Para Muir, esa necesidad era también un mandato interior. En una carta a su amiga Jeanne Carr expresó con sencillez su destino: “Las montañas me llaman y debo ir” (The Life and Letters of John Muir, 1924). Pero no quiso guardar para sí esta revelación. En sus diarios afirma: “Todo el mundo necesita belleza además de pan, lugares donde jugar y orar, donde la naturaleza pueda sanar y dar fuerza tanto al cuerpo como al alma” (John of the Mountains, 1938). 

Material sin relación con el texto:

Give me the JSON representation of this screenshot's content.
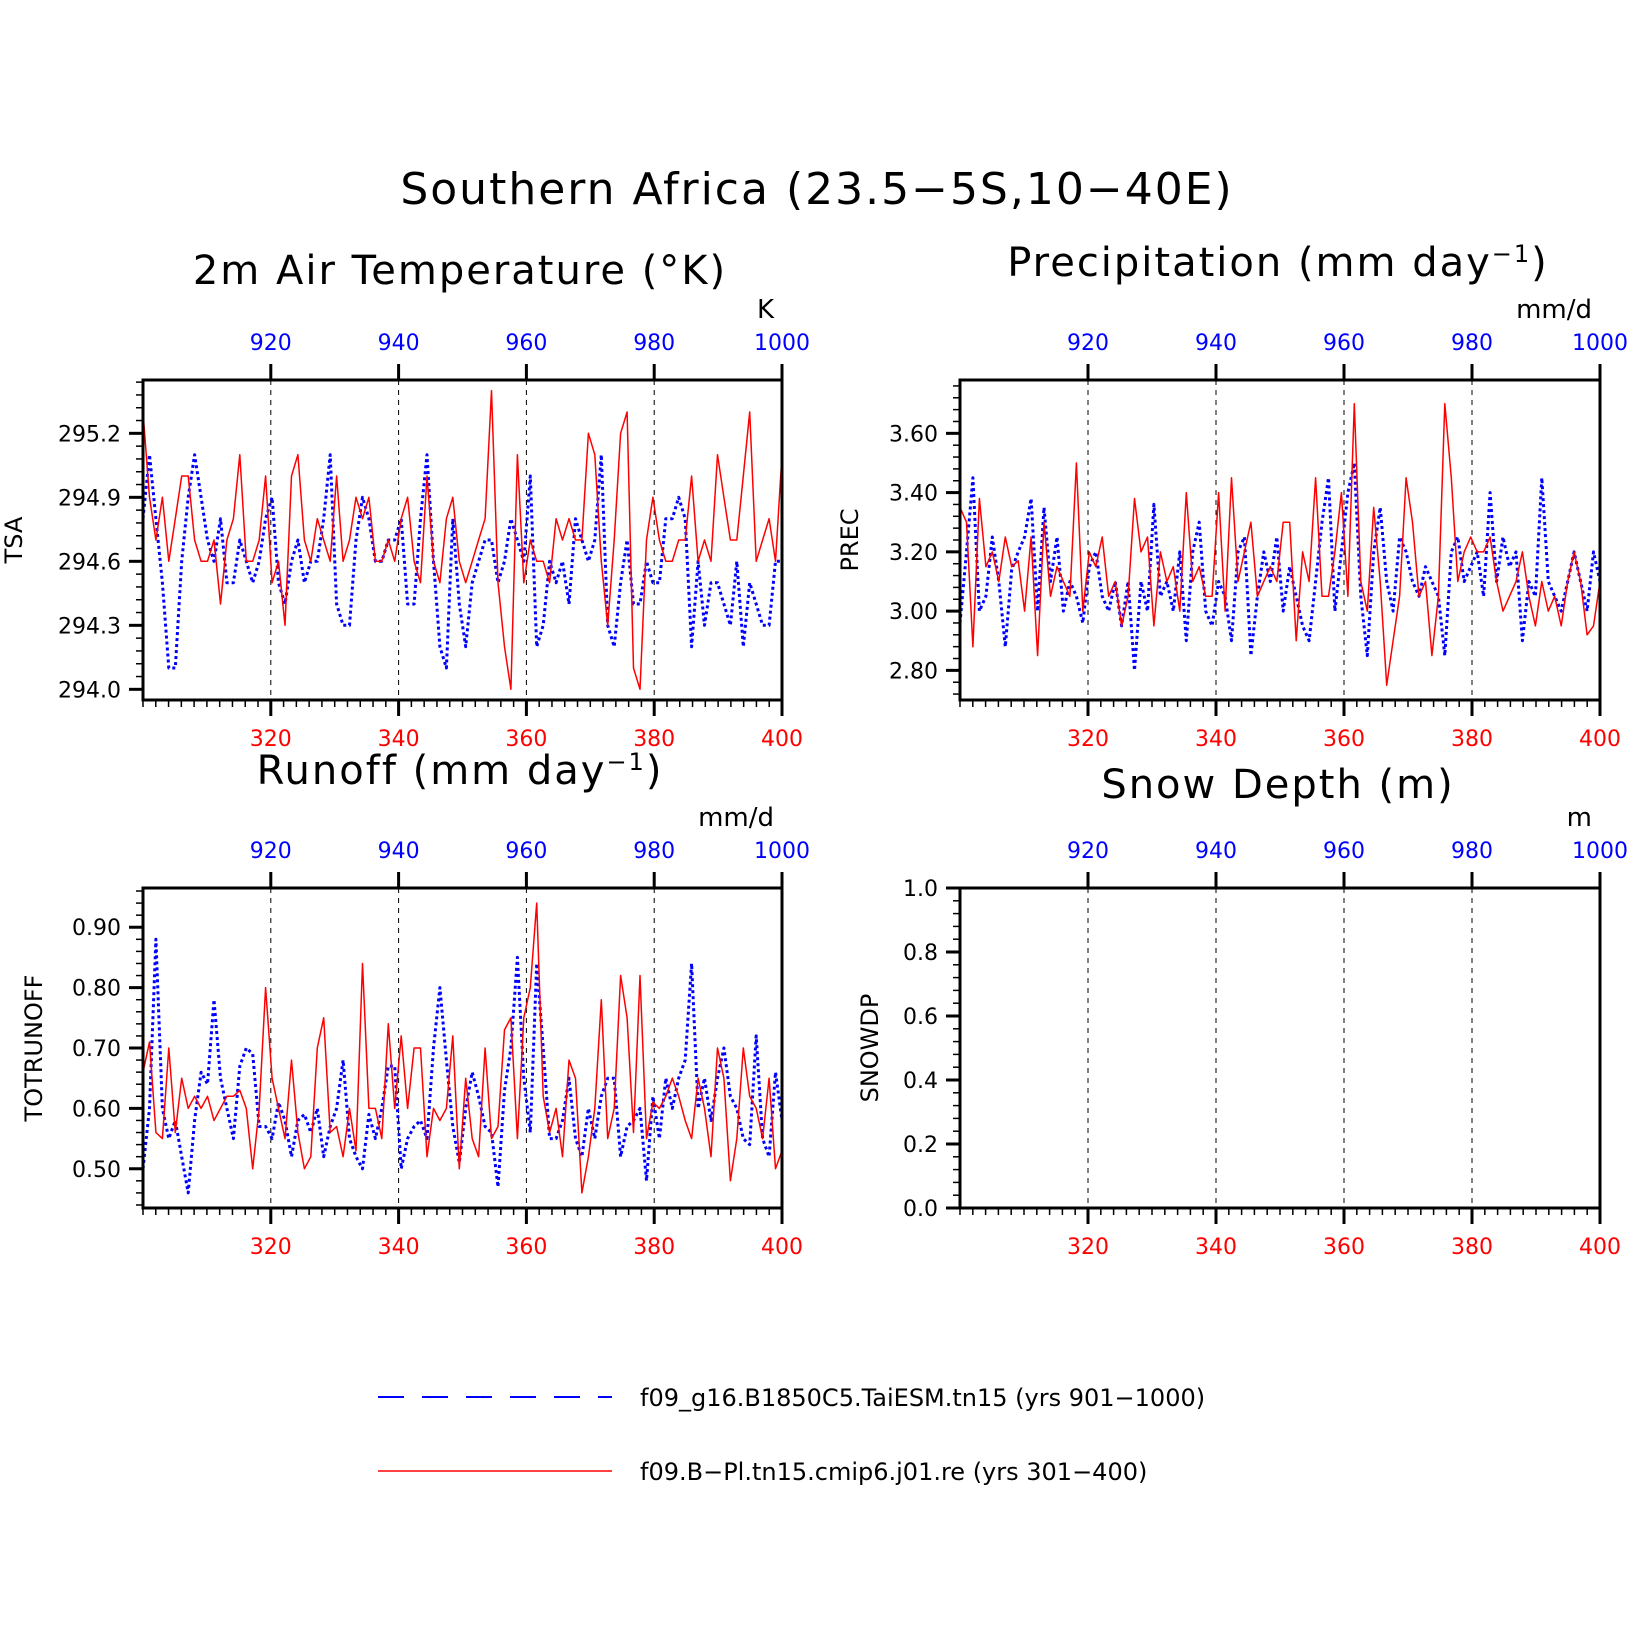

Esa vocación pedagógica se convirtió en acción política. En 1892 fundó el Sierra Club, que aún hoy sigue vivo, y dedicó sus fuerzas a la defensa de Yosemite y de los parques nacionales. Entendía la naturaleza como escuela y maestra, capaz de enseñar con más claridad que los libros: “El camino más claro hacia el universo es a través de un bosque salvaje” (A Thousand-Mile Walk to the Gulf, 1916).

De la naturaleza a Dios

Para John Muir el bosque salvaje nos habla de Dios. Muir había abandonado el calvinismo de su familia, que tendía a considerar a Dios como totalmente ajeno al mundo. Aunque tuvo poca relación con la tradición católica, Muir parece haber intuido -afirma el estudioso Tim Flinders- la presencia divina que anima el mundo natural, “que habita el universo y lo llena de luz y armonía” (John Muir: Spiritual Writings, p. 24). Con su trabajo, con sus textos y con su vida Muir enseñó que la naturaleza puede llevarnos a descubrir y a admirar a su Creador.

Su pensamiento unía lo espiritual, lo científico y lo político: espiritual, porque veía en lo salvaje lo sagrado; científico, porque estudió con rigor la geología y la botánica; político, porque supo influir en leyes y presidentes. Creía que la naturaleza debía preservarse “para beneficio y goce de todo el pueblo”, como un bien común de la humanidad. 

La fotografía de 1903 en Yosemite resume todo ese camino. A un lado, Roosevelt, encarnando el poder del Estado; al otro, Muir, de mirada ardiente y porte de ermitaño, encarnando la voz de la montaña. Entre ambos, el paisaje inmenso de Yosemite, testigo de un pacto en favor de la conservación. Quizá por eso, al volver a mirar la imagen, comprendemos que en ella no se retrata solo a un presidente y a un naturalista, sino a la humanidad en diálogo con lo salvaje. Roosevelt representa la fuerza política; Muir, la fuerza espiritual. Y entre ambos se abre el horizonte de la naturaleza, que parece recordarnos que la verdadera grandeza no está en el dominio, sino en la preservación. Allí, en el silencio de Yosemite, todavía resuena la llamada de Muir: las montañas nos siguen llamando, y aún estamos a tiempo de responder.